Mort nez

Il ne suffit pas d’un bon orchestre et d’un bon programme pour faire une bonne soirée. J’en ai encore eu la preuve hier à la salle Pleyel, que le public a manifestement pris pour un sanatorium : on a battu des records de tuberculeux au mètre carré. Entre deux toux, on pouvait pourtant deviner la beauté des Kindertotenlieder de Mahler, tout aussi dépouillés que la Musique funèbre maçonnique de Mozart donnée en ouverture, et comme fascinés par la mort d’êtres qui ont à peine eu le temps de vivre, hantés par leurs regards passés et leur absence présente.

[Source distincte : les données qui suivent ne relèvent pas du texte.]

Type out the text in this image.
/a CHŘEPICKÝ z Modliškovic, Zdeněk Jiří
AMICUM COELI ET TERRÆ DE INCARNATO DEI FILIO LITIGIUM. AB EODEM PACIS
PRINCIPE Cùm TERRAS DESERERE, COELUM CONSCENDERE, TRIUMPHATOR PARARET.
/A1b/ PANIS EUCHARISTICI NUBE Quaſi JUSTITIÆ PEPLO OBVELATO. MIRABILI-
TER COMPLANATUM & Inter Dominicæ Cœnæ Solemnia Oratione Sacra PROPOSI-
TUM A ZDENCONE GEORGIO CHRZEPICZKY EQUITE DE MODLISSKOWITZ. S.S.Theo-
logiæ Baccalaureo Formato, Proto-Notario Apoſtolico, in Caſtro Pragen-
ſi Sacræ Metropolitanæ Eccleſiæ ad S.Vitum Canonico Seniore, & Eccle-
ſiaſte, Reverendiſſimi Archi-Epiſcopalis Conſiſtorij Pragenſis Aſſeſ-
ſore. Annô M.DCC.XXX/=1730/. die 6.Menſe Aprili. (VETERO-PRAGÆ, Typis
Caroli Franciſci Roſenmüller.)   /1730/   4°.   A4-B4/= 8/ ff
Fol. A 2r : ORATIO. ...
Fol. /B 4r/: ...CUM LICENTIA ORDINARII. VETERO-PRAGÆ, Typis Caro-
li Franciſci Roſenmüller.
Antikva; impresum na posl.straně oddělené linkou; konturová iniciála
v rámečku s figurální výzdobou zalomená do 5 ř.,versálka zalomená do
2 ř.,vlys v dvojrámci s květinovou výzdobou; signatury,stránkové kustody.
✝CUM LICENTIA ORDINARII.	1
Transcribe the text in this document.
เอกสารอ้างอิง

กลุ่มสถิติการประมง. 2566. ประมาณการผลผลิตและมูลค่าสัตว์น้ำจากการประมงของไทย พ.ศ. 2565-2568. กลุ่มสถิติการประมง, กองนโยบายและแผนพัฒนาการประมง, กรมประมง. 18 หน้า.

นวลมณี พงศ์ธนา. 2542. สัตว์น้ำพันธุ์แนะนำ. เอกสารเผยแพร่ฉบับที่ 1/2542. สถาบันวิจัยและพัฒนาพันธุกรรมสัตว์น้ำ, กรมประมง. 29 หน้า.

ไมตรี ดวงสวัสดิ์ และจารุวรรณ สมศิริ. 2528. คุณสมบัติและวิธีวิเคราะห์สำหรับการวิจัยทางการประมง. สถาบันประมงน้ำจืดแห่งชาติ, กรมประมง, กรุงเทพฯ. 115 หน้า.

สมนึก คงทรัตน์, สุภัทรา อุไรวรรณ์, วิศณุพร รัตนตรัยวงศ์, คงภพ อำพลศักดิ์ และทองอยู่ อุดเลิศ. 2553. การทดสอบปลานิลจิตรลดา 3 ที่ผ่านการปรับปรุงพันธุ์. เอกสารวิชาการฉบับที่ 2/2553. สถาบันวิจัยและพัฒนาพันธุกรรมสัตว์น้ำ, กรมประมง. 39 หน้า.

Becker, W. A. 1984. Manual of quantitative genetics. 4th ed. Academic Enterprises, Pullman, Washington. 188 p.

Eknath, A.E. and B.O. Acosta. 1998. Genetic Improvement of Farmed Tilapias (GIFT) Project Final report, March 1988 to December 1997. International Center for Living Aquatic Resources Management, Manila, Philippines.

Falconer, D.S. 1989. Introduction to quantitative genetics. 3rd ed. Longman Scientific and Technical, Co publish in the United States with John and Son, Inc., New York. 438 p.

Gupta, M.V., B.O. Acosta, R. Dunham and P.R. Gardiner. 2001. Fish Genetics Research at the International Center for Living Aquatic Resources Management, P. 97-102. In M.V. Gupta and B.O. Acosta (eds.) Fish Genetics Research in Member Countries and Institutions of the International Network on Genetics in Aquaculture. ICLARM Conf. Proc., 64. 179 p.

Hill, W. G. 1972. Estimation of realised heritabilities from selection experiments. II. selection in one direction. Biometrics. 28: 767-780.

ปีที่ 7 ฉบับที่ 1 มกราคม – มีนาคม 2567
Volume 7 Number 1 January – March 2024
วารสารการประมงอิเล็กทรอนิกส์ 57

À l’entracte, fuyant les tuberculeux du parterre, je me retrouve au premier balcon, avec pour voisin un nez siffleur. Neuf cors et une armée de trompettes suffisaient à peine à couvrir le bruit de ses nasaux et j’ai passé Une Vie de héros de Strauss avec la main en conque autour de l’oreille – vous parlez d’un exploit ! Entraînée par les flûtes railleuses, j’ai imaginé toutes sortes de vicissitudes que les nez siffleurs auraient pu endurer si Dante avait prévu un cercle de l’enfer spécialement pour eux – mais les entendre mouchés par Strauss, ce n’est pas mal non plus, il faut bien l’avouer.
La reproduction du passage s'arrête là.